The movements Rapinoe makes in the moments before receiving the ball contribute to her creating space, regardless of whether her back is to goal (below) and she is bouncing play between those in midfield and further forwards or she is instead side-on to maintain possession and quickly play forwards. If targeting space in behind, she remains aware of the picture behind the opposition’s defence and therefore where those in the centre can make runs to, using that awareness to create regular goalscoring opportunities for her teammates.
On the occasions she is the one shooting at goal, Rapinoe attempts to shoot early before the opponent’s goalkeeper can adopt a set position, and she is confident shooting from a variety of angles and distances towards the left. She, similarly, is Reign’s senior penalty taker, and effective when attacking an opponent one-on-one.
When she is required to defend, Rapinoe works hard to make regains, both through applying a high press or by delaying opponents’ attempts to start attacks.

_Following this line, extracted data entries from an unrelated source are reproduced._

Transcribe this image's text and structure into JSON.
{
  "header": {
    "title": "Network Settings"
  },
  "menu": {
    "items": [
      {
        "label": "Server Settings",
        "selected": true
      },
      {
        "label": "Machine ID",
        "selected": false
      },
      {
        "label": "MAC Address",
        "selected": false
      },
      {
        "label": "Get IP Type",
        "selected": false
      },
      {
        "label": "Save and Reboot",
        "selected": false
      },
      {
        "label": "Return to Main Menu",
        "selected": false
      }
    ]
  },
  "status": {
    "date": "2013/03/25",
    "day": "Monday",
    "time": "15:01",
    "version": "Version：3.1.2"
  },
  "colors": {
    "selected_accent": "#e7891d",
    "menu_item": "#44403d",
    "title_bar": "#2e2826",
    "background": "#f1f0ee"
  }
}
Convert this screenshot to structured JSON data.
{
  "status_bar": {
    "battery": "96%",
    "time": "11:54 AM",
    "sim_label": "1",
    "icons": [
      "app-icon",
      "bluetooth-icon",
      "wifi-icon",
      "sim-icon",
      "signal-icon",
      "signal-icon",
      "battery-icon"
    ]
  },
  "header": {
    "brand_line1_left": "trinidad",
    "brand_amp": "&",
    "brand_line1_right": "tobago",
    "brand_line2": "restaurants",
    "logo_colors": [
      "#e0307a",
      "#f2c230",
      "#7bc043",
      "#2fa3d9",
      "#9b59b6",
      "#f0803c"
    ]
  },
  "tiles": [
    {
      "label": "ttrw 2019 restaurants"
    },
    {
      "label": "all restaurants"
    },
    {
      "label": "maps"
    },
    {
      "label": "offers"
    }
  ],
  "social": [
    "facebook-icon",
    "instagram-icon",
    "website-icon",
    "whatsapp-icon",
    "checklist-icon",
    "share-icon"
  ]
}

To that end, her understanding with Reign’s defensive midfielder Jess Fishlock and left-back Kristen McNabb regularly prove valuable.
Between them they work together to isolate opponents in wide territory, and often from behind Bethany Balcer, who as their striker seeks to cut out passing lanes into central areas and therefore prevent opponents from changing their point of attack. Rapinoe defends with energy and intensity, and uses her body shape to force opponents back infield to where her teammates are positioned and braced to challenge for the ball before quickly transitioning into attack.